Enhanced support for Log4j
The famous Log4j properties have changed in the new version of the Identity Server together with the Management UI possibility to change. Reason is that from Kernel 4.5.x onwards the carbon.logging jar is not used anymore and the pax-logging-api is used instead. With this upgrade the Log4j version is also updated to Log4j2. Changes need to be done in the Log4j2 properties file. On a side node, IS 5.9.0 now has a correlation ID is added to all the places where the logs are printed. The correlation ID is used to correlate the method calls made for a single request.
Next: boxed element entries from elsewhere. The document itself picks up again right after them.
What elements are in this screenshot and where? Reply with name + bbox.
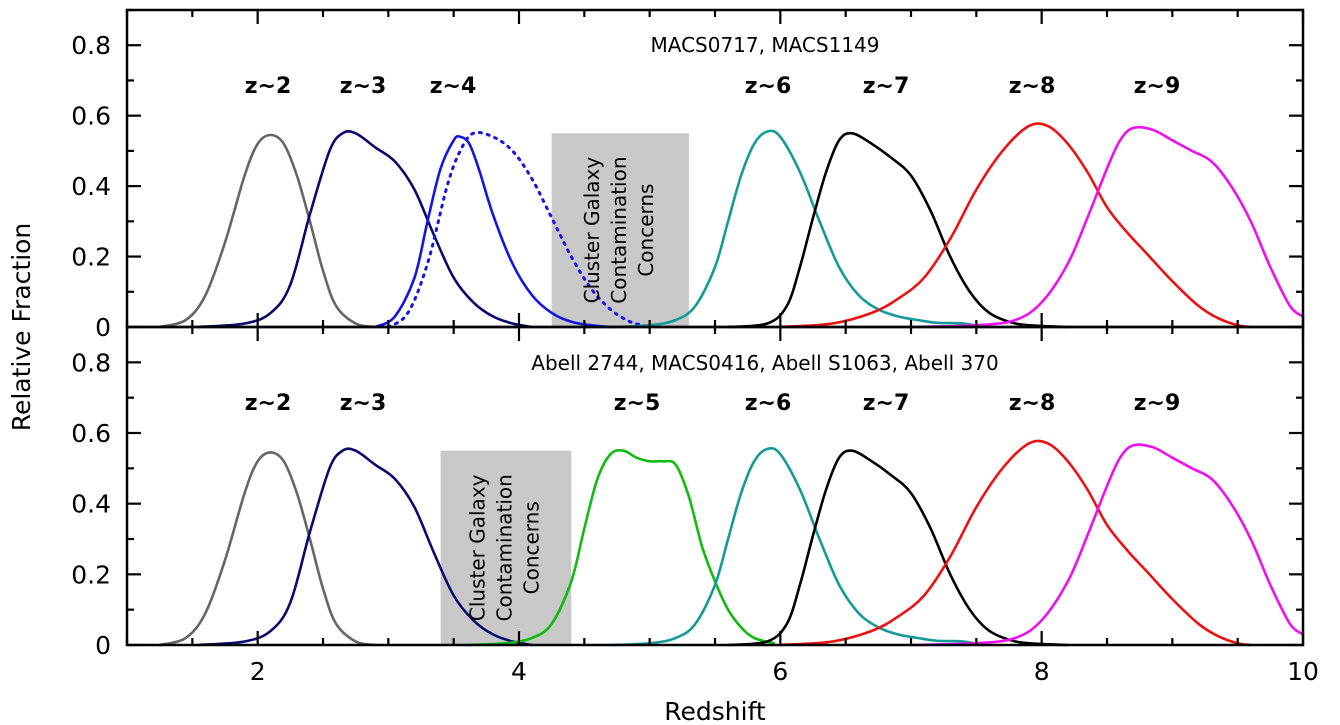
contamination-label-line: Concerns bbox=[519, 501, 543, 594]
y-tick-label: 0.8 bbox=[71, 31, 111, 60]
series-label: z~3 bbox=[340, 74, 387, 99]
series-label: z~5 bbox=[614, 391, 661, 416]
series-label: z~6 bbox=[745, 391, 792, 416]
x-tick-label: 4 bbox=[511, 657, 527, 686]
y-tick-label: 0 bbox=[95, 313, 111, 342]
series-curve bbox=[779, 439, 1252, 647]
series-curve bbox=[374, 134, 612, 329]
x-axis-title: Redshift bbox=[664, 697, 766, 725]
series-label: z~7 bbox=[863, 74, 910, 99]
x-tick-label: 8 bbox=[1034, 657, 1050, 686]
series-label: z~9 bbox=[1134, 391, 1181, 416]
series-curve bbox=[465, 449, 776, 647]
y-tick-label: 0.6 bbox=[71, 102, 111, 131]
series-label: z~4 bbox=[430, 74, 477, 99]
series-label: z~3 bbox=[340, 391, 387, 416]
panel-title: MACS0717, MACS1149 bbox=[650, 33, 879, 57]
x-tick-label: 2 bbox=[250, 657, 266, 686]
series-label: z~7 bbox=[863, 391, 910, 416]
series-label: z~8 bbox=[1009, 391, 1056, 416]
series-label: z~8 bbox=[1009, 74, 1056, 99]
series-curve bbox=[609, 446, 985, 647]
y-tick-label: 0.8 bbox=[71, 348, 111, 377]
series-curve bbox=[909, 443, 1305, 647]
frame-layer bbox=[125, 8, 1305, 647]
y-tick-label: 0.4 bbox=[71, 490, 111, 519]
curves-layer bbox=[158, 122, 1305, 647]
y-tick-label: 0.2 bbox=[71, 243, 111, 272]
contamination-label-line: Cluster Galaxy bbox=[580, 157, 604, 304]
contamination-label-line: Contamination bbox=[607, 156, 631, 303]
panel-title: Abell 2744, MACS0416, Abell S1063, Abell… bbox=[531, 351, 998, 375]
y-tick-label: 0.4 bbox=[71, 172, 111, 201]
y-tick-label: 0.6 bbox=[71, 419, 111, 448]
y-tick-label: 0.2 bbox=[71, 560, 111, 589]
series-label: z~9 bbox=[1134, 74, 1181, 99]
series-label: z~6 bbox=[745, 74, 792, 99]
contamination-label-line: Contamination bbox=[492, 474, 516, 621]
panel-frame bbox=[125, 8, 1305, 329]
series-label: z~2 bbox=[245, 74, 292, 99]
series-curve bbox=[197, 447, 534, 647]
y-axis-title: Relative Fraction bbox=[7, 223, 36, 432]
x-tick-label: 10 bbox=[1287, 657, 1319, 686]
series-curve bbox=[158, 133, 377, 329]
contamination-region bbox=[440, 450, 572, 645]
contamination-label-line: Concerns bbox=[634, 184, 658, 277]
contamination-region bbox=[551, 133, 689, 327]
shaded-regions-layer bbox=[440, 133, 689, 645]
series-curve-dotted bbox=[386, 130, 652, 329]
series-curve bbox=[909, 125, 1305, 329]
x-tick-label: 6 bbox=[772, 657, 788, 686]
series-label: z~2 bbox=[245, 391, 292, 416]
series-curve bbox=[158, 451, 377, 647]
y-tick-label: 0 bbox=[95, 631, 111, 660]
series-curve bbox=[726, 131, 1070, 329]
series-curve bbox=[726, 449, 1070, 647]
series-curve bbox=[197, 129, 534, 329]
series-curve bbox=[609, 129, 985, 329]
series-curve bbox=[779, 122, 1252, 329]
contamination-label-line: Cluster Galaxy bbox=[465, 474, 489, 621]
The correlation ID is printed after the timestamp.
Moving from one version of a WSO2 product to another one, often requires a migration process. In this case for Identity Server 5.9.0 please read the migration pages online to see what needs to be done in order to move to the new version. For instance, any custom OSGI bundles, need to be recompiled due to the changes to the Carbon Kernel that we now use.
The roadmaps for WSO2 products are public now and serve as a guide to future releases, with of course a disclaimer that they are shared for INFORMATIONAL purposes only. This is the location of the WSO2 Identity Server roadmap. There is no indication of any timeframe like Q2 of 20xx for each of the scenarios. Of course, it is good to know what might be ahead. Another source of information is of course GitHub, where we can see that there is work going on for version 5.10.0-m3 and version 6.0.0-m2. The source can be downloaded and inspected to see what WSO2 is working on.
The new version of the WSO2 Identity Server offers improvements over the previous version while building on its existing capabilities. Of course, implementing or updating of the WSO2 Identity Server is not a trivial task. But we would advise you to look into this new version (including fixed and open issues) and see if it would add value. Obviously, if you’re not yet on the most recent version, you should also take the merits of previous upgrades into account.
Perhaps you were waiting for a good opportunity to make the move to containers for some time, then this new release might just be the trigger. But really, it never hurts to give a new release a test run anyway. And if you like what it brings, we would be more than happy to help you with your implementation plan.